If users upload any executable file it will be automatically renamed to some other name after the upload and removes execute permission from the file.
Can this can cause security problems.
Can hacker uploading virus can still work without execute permission and its actual name.
Upload location is not /var/www its in a separate Storage Device.
My Assumptions: You're running Apache.
.exe suggests you're talking about Windows executables, but your tags indicate you're talking about a Linux server. 'Hackers' wouldn't be able to execute Windows executables on a Linux server no matter what name or permissions you give them.

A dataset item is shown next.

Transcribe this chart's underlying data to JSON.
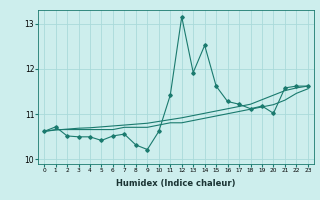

The risk isn't that they can run their code, the risks are that they can force the web server to upload the file to another location and as a result, gain arbitrary access. Or, they can upload a PHP/other file and then have the web server execute that file (which doesn't need execute permissions, only read permissions) and gain access via that route. So the first thing you need to do is actually make sure any file uploaded, is in a location that Apache refuses to read files from.
In response to your comment,
If you ensure the file, once uploaded, is in a location Apache is not allowed to serve content from, or has permissions which prevent Apache from reading the file, then it is likely that will mitigate some of the problems.
However, please note, this is not a comprehensive set of measures you need to undertake to protect your server, it was just the first one that popped into mind. I was just trying to point out your question suggests you're not aware of the real risks, and you may need to do some research in to securing web services which allow content to be uploaded.